Belum tersedianya land banking atau tabungan tanah milik pemerintah disinyalir Aslan turut menjadi salah satu penyebab mangkraknya proyek-proyek pemerintah. Padahal di banyak Negara, kata Aslan, sistem land banking ini sudah banyak diterapkan.

Hasilnya, Tabungan tanah pemerintah ada di mana-mana dan bisa dipakai sewaktu-waktu pemerintah butuh tanah untuk pembangunan. Berbanding terbalik dengan Indonesia yang jika pemerintah membutuhkan lahan, harus disibukkan terlebih dahulu dengan pembebasan lahan.
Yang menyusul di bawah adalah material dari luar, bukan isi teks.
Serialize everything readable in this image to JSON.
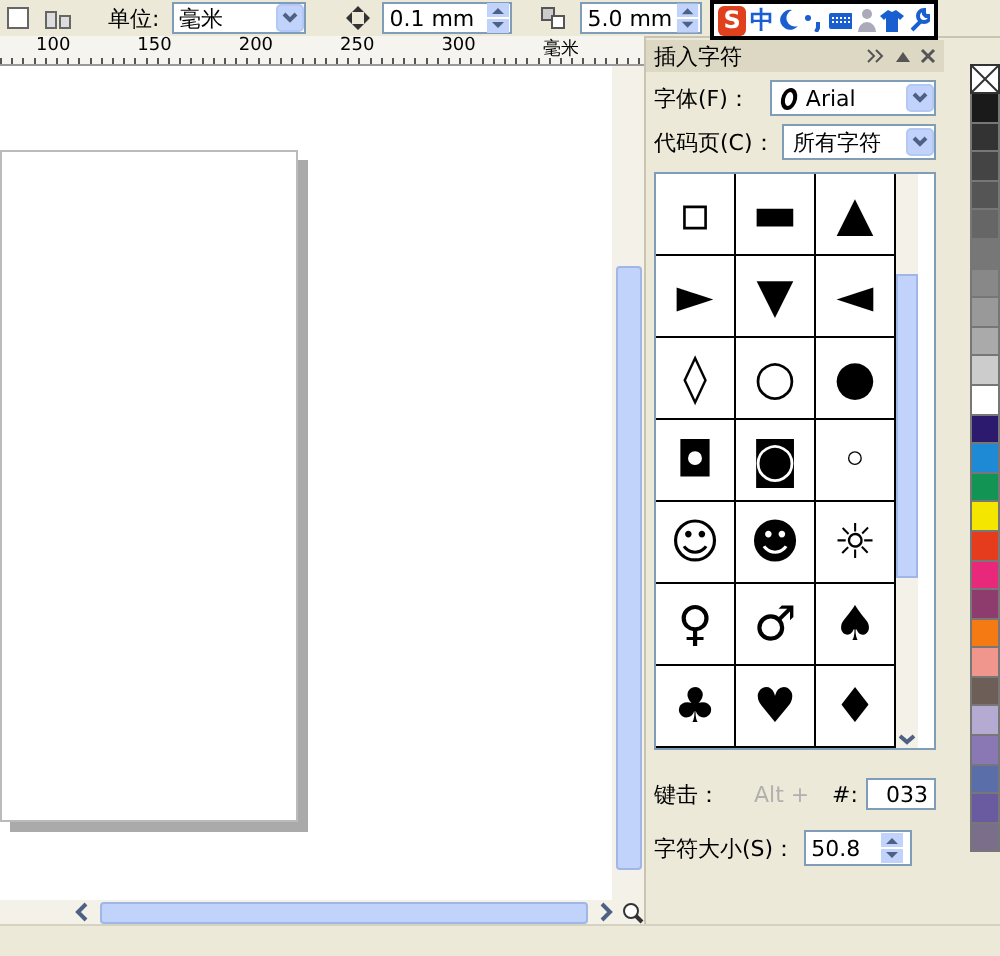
{
  "toolbar": {
    "unit_label": "单位:",
    "unit_value": "毫米",
    "nudge_value": "0.1 mm",
    "duplicate_value": "5.0 mm"
  },
  "ruler": {
    "ticks": [
      "100",
      "150",
      "200",
      "250",
      "300"
    ],
    "unit": "毫米"
  },
  "ime_bar": {
    "logo": "S",
    "mode": "中"
  },
  "docker": {
    "title": "插入字符",
    "font_label": "字体(F)：",
    "font_value": "Arial",
    "code_page_label": "代码页(C)：",
    "code_page_value": "所有字符",
    "characters": [
      "▫",
      "▬",
      "▲",
      "►",
      "▼",
      "◄",
      "◊",
      "○",
      "●",
      "◘",
      "◙",
      "◦",
      "☺",
      "☻",
      "☼",
      "♀",
      "♂",
      "♠",
      "♣",
      "♥",
      "♦"
    ],
    "keystroke_label": "键击：",
    "keystroke_value": "Alt +",
    "keystroke_disabled": true,
    "code_label": "#:",
    "code_value": "033",
    "size_label": "字符大小(S)：",
    "size_value": "50.8"
  },
  "palette": [
    {
      "color": "#1a1a1a"
    },
    {
      "color": "#333333"
    },
    {
      "color": "#444444"
    },
    {
      "color": "#555555"
    },
    {
      "color": "#666666"
    },
    {
      "color": "#777777"
    },
    {
      "color": "#888888"
    },
    {
      "color": "#999999"
    },
    {
      "color": "#aaaaaa"
    },
    {
      "color": "#cccccc"
    },
    {
      "color": "#ffffff"
    },
    {
      "color": "#2b1a6e"
    },
    {
      "color": "#1e8ad6"
    },
    {
      "color": "#129454"
    },
    {
      "color": "#f5e600"
    },
    {
      "color": "#e63c1e"
    },
    {
      "color": "#e8287a"
    },
    {
      "color": "#8e3c6e"
    },
    {
      "color": "#f57a14"
    },
    {
      "color": "#f0968c"
    },
    {
      "color": "#6e5e58"
    },
    {
      "color": "#b4aad2"
    },
    {
      "color": "#8a78b4"
    },
    {
      "color": "#5a6eaa"
    },
    {
      "color": "#6a5aa0"
    },
    {
      "color": "#7a6e8a"
    }
  ]
}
Untuk diketahui, Maria SW Soemardjono dikutip dari laman djkn.kemenkeumenyebut Bank Tanah sebagai setiap kegiatan pemerintah untuk menyediakan tanah yang akan dialokasikan penggunaannya di kemudian hari mencakup beberapa fungsi:

  1. Penghimpun atau pencadangan tanah (land keeper);
  2. Pengamanan tanah untuk berbagai kebutuhan pembangunan di masa depan (land warrantee);
  3. Pengendali tanah (land purchaser);
  4. Pendistribusian tanah untuk berbagai keperluan pembangunan (land distributor).

Senada dengan Aslan, Partner pada Firma Hukum Akset, Inka Kirana, mengatakan beberapa elemen yang seringkali ia temukan sebagai penghambat keberhasilan suatu proses pengadaan tanah. Selain penolakan/keberatan atas nilai ganti kerugian yang ditawarkan oleh Tim Penilai/Pengadilan Negeri/Mahkamah Agung, di antara yang paling berpengaruh yakni adanya penolakan pemilik hak atas tanah atas rencana pengadaan tanah.

Di samping itu, masalah juga muncul lantaran adanya penguasaan fisik oleh pihak ketiga atas tanah yang ingin dibebaskan, ketidakjelasan status lahan yang akan dibebaskan seperti tanah tidak bersertifikat, terbitnya sertifikat ganda/palsu, adanya sengketa tanah dalam kaitannya dengan pemindahan hak atas tanah hingga adanya klaim dari pihak ketiga mengenai status kepemilikan tanah juga jadi persoalan.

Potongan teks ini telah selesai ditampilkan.